Una sorpresa para los estafadores tras la anciana
Los timadores se mostraron encantados cuando la puerta les abrió una delicada anciana de noventa años. Pero, de pronto, detrás de ella apareció un enorme perro llamado Gastón
Sophie Marceau era una mujer, aunque avanzada en edad, perfectamente acorde con los tiempos. A sus noventa años mantenía contacto con sus nietos por Skype y pagaba sus facturas por internet. ¿Para qué perder el tiempo haciendo fila en Correos? solía decir.
Doce años antes había quedado viuda; su única compañía era un canino igualmente anciano, Gastón, nombre singular que su difunto marido había elegido. Cada mañana y cada noche los vecinos del barrio veían a Sophie caminar despacio, una mano agarrando el bastón y la otra la correa de Gastón. Esa correa servía más que nada como señal de seguridad, ya que el perro, pese a su imponente aspecto, nunca había mordido a nadie, ni siquiera en su juventud.
Sophie sabía bien que las personas mayores y solas son un blanco frecuente de los estafadores. Primero, sus nietos le lo habían mencionado. Después, el comisario del barrio. Más tarde, leyó varios artículos en la red. Hace unos meses, una amiga la llamó entre lágrimas, narrando cómo le habían defraudado sus ahorros.
Así que, cuando escuchó el timbre, se mostró recelosa. Dos jóvenes de unos veinte años estaban allí: un chico y una chica, que alegaban trabajar para los servicios sociales.
No he solicitado a nadie espetó Sophie, con la mirada firme.
Somos nosotros los que venimos a usted respondió el chico, sonriendo de oreja a oreja. Dime, ¿compró algo en la farmacia el mes pasado?
Pues claro A mi edad voy a la farmacia tan a menudo como al supermercado. ¡Noventa años no son nada! replicó Sophie, capaz de enumerar durante horas sus compras y los efectos de los productos.
Los jóvenes, sin embargo, no se interesaron por esa respuesta.
Usted es candidata a una compensación del Estado. Es una nueva medida gubernamental. Déjenos entrar, saque los recibos y los revisaremos propuso la chica.
Sophie sonrió internamente. Conocía esa táctica: extraños que entran, uno distrae mientras el otro registra la casa.
Así fue. La pareja cruzó al salón y la chica pidió a Sophie que la acompañara a la cocina por un vaso de agua.
Por supuesto, preciosa. Y tú, joven, Gastón te hará compañía comentó Sophie con una sonrisa.
En ese instante, Gastón, aunque despertado, se mostró alerta ante la presencia de desconocidos y entró. A pesar de su edad, su porte seguía imponiendo respeto.
Sophie y la chica abandonaron la habitación. Gastón se acercó lentamente al chico, fijando su mirada.
Si intentas registrar, te muerdo la cabeza, parecía advertir el perro. El joven no se atrevió a moverse.

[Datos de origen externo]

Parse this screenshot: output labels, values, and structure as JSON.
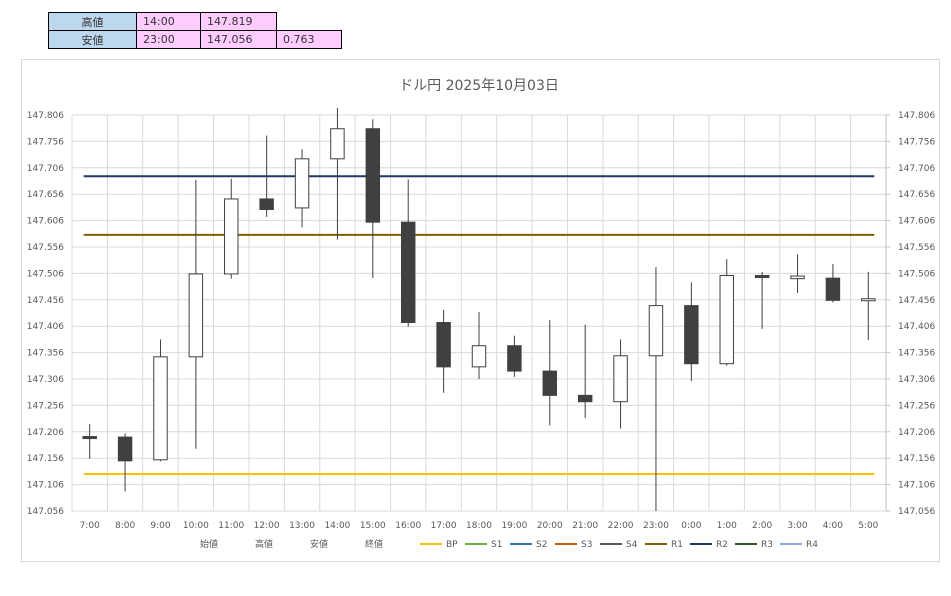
{
  "summary": {
    "high": {
      "label": "高値",
      "time": "14:00",
      "price": "147.819"
    },
    "low": {
      "label": "安値",
      "time": "23:00",
      "price": "147.056",
      "range": "0.763"
    }
  },
  "chart_data": {
    "type": "candlestick",
    "title": "ドル円  2025年10月03日",
    "ylim": [
      147.056,
      147.806
    ],
    "y_ticks": [
      "147.806",
      "147.756",
      "147.706",
      "147.656",
      "147.606",
      "147.556",
      "147.506",
      "147.456",
      "147.406",
      "147.356",
      "147.306",
      "147.256",
      "147.206",
      "147.156",
      "147.106",
      "147.056"
    ],
    "categories": [
      "7:00",
      "8:00",
      "9:00",
      "10:00",
      "11:00",
      "12:00",
      "13:00",
      "14:00",
      "15:00",
      "16:00",
      "17:00",
      "18:00",
      "19:00",
      "20:00",
      "21:00",
      "22:00",
      "23:00",
      "0:00",
      "1:00",
      "2:00",
      "3:00",
      "4:00",
      "5:00"
    ],
    "open": [
      147.197,
      147.196,
      147.153,
      147.348,
      147.505,
      147.647,
      147.63,
      147.723,
      147.78,
      147.603,
      147.413,
      147.329,
      147.369,
      147.321,
      147.275,
      147.263,
      147.35,
      147.445,
      147.335,
      147.502,
      147.496,
      147.497,
      147.457
    ],
    "high": [
      147.221,
      147.203,
      147.381,
      147.683,
      147.685,
      147.767,
      147.741,
      147.819,
      147.798,
      147.684,
      147.437,
      147.433,
      147.388,
      147.418,
      147.409,
      147.381,
      147.518,
      147.489,
      147.533,
      147.509,
      147.542,
      147.524,
      147.509
    ],
    "low": [
      147.155,
      147.093,
      147.15,
      147.174,
      147.496,
      147.613,
      147.593,
      147.57,
      147.497,
      147.405,
      147.28,
      147.306,
      147.31,
      147.218,
      147.232,
      147.212,
      147.056,
      147.302,
      147.331,
      147.401,
      147.469,
      147.451,
      147.38
    ],
    "close": [
      147.194,
      147.151,
      147.348,
      147.505,
      147.647,
      147.627,
      147.723,
      147.78,
      147.603,
      147.413,
      147.329,
      147.369,
      147.321,
      147.275,
      147.263,
      147.35,
      147.445,
      147.335,
      147.502,
      147.501,
      147.501,
      147.455,
      147.458
    ],
    "levels": [
      {
        "name": "BP",
        "value": 147.126,
        "color": "#ffc000"
      },
      {
        "name": "R1",
        "value": 147.579,
        "color": "#7f6000"
      },
      {
        "name": "R2",
        "value": 147.69,
        "color": "#1f3864"
      }
    ],
    "legend": [
      {
        "name": "始値",
        "color": null
      },
      {
        "name": "高値",
        "color": null
      },
      {
        "name": "安値",
        "color": null
      },
      {
        "name": "終値",
        "color": null
      },
      {
        "name": "BP",
        "color": "#ffc000"
      },
      {
        "name": "S1",
        "color": "#70ad47"
      },
      {
        "name": "S2",
        "color": "#2e75b6"
      },
      {
        "name": "S3",
        "color": "#c55a11"
      },
      {
        "name": "S4",
        "color": "#595959"
      },
      {
        "name": "R1",
        "color": "#7f6000"
      },
      {
        "name": "R2",
        "color": "#1f3864"
      },
      {
        "name": "R3",
        "color": "#375623"
      },
      {
        "name": "R4",
        "color": "#8faadc"
      }
    ],
    "colors": {
      "up": "#ffffff",
      "down": "#404040",
      "grid": "#d9d9d9"
    }
  }
}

Sin necesidad de decirlo, tras ese recibimiento, la pareja recordó una supuesta urgencia y salió corriendo.
¿Y la compensación por los medicamentos? preguntó Sophie con una sonrisa pícara.
La contactaremos tartamudeó la chica, apresurándose hacia la salida.
Sophie observó a los visitantes con severidad, cerró la puerta, elogió a Gastón y llamó a la policía para denunciar a esos supuestos agentes sociales.